The Reserve Bank of India (RBI) in the latest review has come up with a revised existing PCA framework for Scheduled Commercial Banks (SCBs). However, these changes will be effective from January 1, 2022.
As per RBI, the objective behind PCA framework is to enable supervisory intervention at the appropriate times; and require the supervised entity to initiate and implement remedial measures in a timely manner, so as to restore its financial health.
As the PCA framework would apply to all banks operating in India. It will also include foreign banks operating through branches or subsidiaries based on breach of risk thresholds of identified indicators.
Capital, asset quality and leverage of the banks are some of the key areas that will be considered for monitoring.
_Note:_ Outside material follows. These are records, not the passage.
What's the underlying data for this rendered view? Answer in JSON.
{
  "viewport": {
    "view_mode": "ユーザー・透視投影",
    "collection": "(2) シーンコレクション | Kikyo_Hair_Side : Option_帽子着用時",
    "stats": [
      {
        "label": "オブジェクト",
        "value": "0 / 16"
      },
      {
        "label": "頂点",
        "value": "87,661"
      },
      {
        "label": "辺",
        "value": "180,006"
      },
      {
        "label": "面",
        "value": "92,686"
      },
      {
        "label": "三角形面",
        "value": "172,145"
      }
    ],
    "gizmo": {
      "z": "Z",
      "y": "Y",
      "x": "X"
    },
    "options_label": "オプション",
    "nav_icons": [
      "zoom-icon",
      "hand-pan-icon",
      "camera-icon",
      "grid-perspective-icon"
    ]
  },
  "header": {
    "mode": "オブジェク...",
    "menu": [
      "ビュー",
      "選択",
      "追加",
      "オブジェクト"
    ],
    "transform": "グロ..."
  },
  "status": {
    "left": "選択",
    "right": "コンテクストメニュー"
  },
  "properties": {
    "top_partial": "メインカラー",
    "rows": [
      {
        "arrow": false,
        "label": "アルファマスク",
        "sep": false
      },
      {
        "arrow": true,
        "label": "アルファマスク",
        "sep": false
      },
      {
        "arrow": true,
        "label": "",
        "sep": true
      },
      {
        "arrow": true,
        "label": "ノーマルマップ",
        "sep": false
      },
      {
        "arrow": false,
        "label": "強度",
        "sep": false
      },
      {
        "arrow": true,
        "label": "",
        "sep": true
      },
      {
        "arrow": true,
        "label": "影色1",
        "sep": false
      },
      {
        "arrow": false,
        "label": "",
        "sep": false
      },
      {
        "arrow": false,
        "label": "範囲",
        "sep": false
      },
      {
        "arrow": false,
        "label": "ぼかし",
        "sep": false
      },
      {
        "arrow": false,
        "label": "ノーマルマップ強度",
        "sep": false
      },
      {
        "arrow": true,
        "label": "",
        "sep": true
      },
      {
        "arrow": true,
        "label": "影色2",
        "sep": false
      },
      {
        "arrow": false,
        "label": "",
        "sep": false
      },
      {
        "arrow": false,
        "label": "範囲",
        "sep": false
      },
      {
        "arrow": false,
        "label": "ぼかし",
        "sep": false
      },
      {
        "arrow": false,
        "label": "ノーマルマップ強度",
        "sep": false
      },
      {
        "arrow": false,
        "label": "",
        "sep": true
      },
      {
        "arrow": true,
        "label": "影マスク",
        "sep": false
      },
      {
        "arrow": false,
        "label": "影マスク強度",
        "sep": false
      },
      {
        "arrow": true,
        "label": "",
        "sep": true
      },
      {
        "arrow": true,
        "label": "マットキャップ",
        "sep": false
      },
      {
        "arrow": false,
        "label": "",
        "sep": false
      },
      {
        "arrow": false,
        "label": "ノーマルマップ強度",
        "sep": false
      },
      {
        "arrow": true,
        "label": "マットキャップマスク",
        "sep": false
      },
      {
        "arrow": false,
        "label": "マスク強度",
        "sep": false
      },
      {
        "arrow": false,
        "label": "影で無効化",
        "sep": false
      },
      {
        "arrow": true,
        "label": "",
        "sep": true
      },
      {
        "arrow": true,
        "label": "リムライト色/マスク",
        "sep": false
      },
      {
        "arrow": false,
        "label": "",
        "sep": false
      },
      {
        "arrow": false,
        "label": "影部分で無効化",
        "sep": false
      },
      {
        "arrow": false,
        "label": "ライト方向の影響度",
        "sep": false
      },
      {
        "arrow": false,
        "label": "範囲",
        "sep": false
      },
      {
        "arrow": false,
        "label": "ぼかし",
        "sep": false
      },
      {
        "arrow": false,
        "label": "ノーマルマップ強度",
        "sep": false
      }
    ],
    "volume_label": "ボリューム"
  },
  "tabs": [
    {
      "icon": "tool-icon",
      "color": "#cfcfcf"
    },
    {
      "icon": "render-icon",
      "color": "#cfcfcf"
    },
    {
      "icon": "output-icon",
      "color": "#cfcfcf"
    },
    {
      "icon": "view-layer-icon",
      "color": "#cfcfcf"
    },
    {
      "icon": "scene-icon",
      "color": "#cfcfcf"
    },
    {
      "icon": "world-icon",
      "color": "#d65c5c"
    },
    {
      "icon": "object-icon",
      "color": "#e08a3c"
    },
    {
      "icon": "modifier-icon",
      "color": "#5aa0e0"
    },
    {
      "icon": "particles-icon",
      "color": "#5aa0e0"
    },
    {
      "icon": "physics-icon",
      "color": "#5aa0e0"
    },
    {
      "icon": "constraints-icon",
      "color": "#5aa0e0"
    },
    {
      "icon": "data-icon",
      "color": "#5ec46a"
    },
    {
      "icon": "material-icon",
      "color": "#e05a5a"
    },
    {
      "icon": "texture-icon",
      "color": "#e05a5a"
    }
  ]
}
These indicators would be CRAR/ common equity tier I ratio 2, net NPA ratio 3 and tier I leverage ratio 4 respectively.
Based on the audited annual financial results by RBI, a bank will generally be placed under the PCA framework.
Also, RBI may impose PCA on any bank during the course of a year in case the circumstances so warrant.
So, when a bank comes under the PCA framework, one or more corrective actions may be prescribed based on the risk threshold.
The RBI has defined three risk thresholds for banks based on different parameters. Under risk threshold 1, the RBI will impose mandatory restrictions on the dividend distribution of profits.
When it comes risk threshold 2, the RBI may also slap restrictions on branch expansion, domestic or overseas, in addition to mandatory actions of threshold 1.